The founder and CEO’s official account sent a huge number of offensive and irresponsible posts – as well as what appeared to be in-jokes and references to the hackers – over a long period.

The account has more than four million followers, and so is one of the most powerful accounts on the site.

As well as being able to post under Mr Dorsey’s name, and cause embarrassment by revealing the fact Mr Dorsey is unable to keep himself safe on his own app, the hack presumably means that the hackers are able to read his private direct messages.

The hackers referred to themselves as “Chuckle Gang” and directed anyone reading the tweets to a discussion board, though that was taken down more quickly than Twitter was able to remove the posts. The group gave no indication of the motive behind the attack, though it did ask Mr Dorsey to remove the suspensions of a number of accounts.

Some time after hackers gained control of the account, the tweets were removed. In the wake of the attack, the account appeared to be behaving strangely for some users, with no tweets showing at all.

Neither Mr Dorsey’s account or the official Twitter page made any reference to the hack.

The company said in a statement: “The phone number associated with the account was compromised due to a security oversight by the mobile provider. This allowed an unauthorised person to compose and send tweets via text message from the phone number.
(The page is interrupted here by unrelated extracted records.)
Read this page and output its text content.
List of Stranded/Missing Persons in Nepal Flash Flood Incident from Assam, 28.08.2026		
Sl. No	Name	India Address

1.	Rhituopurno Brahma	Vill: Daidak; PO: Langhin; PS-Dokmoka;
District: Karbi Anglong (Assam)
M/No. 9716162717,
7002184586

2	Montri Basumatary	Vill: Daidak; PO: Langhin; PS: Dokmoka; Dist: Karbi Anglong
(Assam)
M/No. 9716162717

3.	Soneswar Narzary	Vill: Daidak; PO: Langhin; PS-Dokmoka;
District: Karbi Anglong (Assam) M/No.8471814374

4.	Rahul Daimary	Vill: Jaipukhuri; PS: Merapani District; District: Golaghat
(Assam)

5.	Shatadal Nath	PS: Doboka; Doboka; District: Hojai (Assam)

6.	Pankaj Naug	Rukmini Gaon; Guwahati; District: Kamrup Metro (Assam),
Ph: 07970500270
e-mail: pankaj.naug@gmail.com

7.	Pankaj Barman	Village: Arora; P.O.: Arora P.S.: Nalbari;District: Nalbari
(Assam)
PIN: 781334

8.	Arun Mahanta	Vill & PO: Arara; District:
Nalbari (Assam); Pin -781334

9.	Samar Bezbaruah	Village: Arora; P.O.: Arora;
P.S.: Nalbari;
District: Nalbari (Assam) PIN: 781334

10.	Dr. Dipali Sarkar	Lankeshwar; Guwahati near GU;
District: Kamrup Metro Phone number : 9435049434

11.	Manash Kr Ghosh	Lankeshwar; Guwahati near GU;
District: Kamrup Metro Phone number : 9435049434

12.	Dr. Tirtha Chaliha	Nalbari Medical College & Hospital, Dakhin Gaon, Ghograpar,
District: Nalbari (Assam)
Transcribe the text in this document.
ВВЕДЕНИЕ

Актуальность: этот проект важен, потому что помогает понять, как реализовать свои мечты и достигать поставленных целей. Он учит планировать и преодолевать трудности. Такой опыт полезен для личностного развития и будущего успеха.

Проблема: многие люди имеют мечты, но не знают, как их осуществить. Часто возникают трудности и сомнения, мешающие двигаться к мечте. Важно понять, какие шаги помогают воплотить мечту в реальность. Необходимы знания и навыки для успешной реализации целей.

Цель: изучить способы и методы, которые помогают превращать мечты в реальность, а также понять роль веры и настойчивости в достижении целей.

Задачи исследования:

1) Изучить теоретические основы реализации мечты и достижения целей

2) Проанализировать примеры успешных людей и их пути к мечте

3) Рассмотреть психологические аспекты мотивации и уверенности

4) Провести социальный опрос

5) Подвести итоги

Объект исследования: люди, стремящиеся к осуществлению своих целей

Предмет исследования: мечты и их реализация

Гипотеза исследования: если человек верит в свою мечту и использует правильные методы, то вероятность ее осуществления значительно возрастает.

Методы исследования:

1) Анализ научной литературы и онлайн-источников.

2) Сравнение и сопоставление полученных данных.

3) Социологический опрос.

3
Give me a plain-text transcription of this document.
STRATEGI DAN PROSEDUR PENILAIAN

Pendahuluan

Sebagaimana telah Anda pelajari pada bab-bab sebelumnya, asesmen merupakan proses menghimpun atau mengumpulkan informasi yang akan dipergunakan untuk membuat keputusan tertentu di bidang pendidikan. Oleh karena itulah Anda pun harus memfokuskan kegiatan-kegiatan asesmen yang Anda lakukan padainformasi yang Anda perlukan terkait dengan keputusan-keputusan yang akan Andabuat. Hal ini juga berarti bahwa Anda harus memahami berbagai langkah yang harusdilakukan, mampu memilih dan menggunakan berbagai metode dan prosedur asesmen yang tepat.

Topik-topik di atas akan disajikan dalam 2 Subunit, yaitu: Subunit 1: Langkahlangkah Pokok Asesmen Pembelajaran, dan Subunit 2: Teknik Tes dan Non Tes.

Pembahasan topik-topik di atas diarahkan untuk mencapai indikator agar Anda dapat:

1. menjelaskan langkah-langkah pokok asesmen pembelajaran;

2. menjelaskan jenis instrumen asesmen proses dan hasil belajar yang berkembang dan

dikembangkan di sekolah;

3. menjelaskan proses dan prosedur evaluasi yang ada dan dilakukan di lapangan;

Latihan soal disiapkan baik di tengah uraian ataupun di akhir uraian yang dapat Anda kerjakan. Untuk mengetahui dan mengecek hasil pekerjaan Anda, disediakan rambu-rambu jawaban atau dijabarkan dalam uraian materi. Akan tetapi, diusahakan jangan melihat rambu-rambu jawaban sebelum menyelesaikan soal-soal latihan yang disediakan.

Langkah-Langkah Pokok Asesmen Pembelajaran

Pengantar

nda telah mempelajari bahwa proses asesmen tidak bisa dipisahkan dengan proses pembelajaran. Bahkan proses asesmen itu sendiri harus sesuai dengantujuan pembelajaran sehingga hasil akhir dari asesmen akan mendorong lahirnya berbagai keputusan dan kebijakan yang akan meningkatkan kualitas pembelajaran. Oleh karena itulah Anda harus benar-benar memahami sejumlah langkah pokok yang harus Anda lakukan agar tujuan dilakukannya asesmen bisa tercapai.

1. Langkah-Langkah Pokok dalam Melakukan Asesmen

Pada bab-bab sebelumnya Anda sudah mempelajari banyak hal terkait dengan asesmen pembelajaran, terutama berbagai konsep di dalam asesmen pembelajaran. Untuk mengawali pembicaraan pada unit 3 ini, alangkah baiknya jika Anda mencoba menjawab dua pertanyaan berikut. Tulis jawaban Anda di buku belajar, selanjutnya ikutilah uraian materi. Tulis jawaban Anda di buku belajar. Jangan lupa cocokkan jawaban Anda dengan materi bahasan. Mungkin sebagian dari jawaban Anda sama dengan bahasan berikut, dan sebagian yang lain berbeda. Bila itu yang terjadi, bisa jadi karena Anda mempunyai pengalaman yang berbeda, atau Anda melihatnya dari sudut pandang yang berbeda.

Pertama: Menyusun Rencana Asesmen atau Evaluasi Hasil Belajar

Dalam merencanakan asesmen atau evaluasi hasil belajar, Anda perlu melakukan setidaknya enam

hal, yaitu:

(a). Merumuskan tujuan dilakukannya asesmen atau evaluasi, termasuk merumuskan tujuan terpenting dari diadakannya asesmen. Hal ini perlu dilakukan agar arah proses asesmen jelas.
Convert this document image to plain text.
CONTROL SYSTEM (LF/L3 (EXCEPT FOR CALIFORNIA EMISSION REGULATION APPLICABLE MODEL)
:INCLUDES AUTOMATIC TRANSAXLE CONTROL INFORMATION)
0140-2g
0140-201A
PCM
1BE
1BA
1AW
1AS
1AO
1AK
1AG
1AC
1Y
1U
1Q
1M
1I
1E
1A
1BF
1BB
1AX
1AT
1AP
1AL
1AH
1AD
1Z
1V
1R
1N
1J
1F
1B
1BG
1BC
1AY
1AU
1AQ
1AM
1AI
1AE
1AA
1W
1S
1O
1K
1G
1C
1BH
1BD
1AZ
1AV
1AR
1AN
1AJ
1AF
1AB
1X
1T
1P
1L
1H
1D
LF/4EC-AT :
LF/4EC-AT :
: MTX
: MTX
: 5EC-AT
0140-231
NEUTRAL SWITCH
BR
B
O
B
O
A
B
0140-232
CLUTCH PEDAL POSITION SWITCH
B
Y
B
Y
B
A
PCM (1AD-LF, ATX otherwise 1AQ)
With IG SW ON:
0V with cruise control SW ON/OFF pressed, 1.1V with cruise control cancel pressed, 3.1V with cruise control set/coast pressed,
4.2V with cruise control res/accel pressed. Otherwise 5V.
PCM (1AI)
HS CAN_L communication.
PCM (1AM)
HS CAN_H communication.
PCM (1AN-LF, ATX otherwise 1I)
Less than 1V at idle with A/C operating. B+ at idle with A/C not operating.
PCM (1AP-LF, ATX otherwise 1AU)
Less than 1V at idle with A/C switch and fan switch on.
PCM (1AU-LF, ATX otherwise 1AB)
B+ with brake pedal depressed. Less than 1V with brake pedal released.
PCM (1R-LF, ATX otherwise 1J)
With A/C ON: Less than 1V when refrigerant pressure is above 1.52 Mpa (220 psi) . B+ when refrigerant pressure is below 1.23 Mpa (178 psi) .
That issue is now resolved.”

Twitter encourages all of its users to use two-factor authentication, which is intended to ensure that nobody but an account holder is able to get into an account.

Facebook boss Mark Zuckerberg also had his account hacked in 2016, apparently after declining to use that protection and having an easy-to-guess password.

Jack Dorsey helped to found Twitter in 2006. He initially served as its CEO, before stepping down and then returning to lead the company again in 2015.

Mr Dorsey has been hit by problems using his own site before. In 2016, his account was briefly banned, before being reinstated again.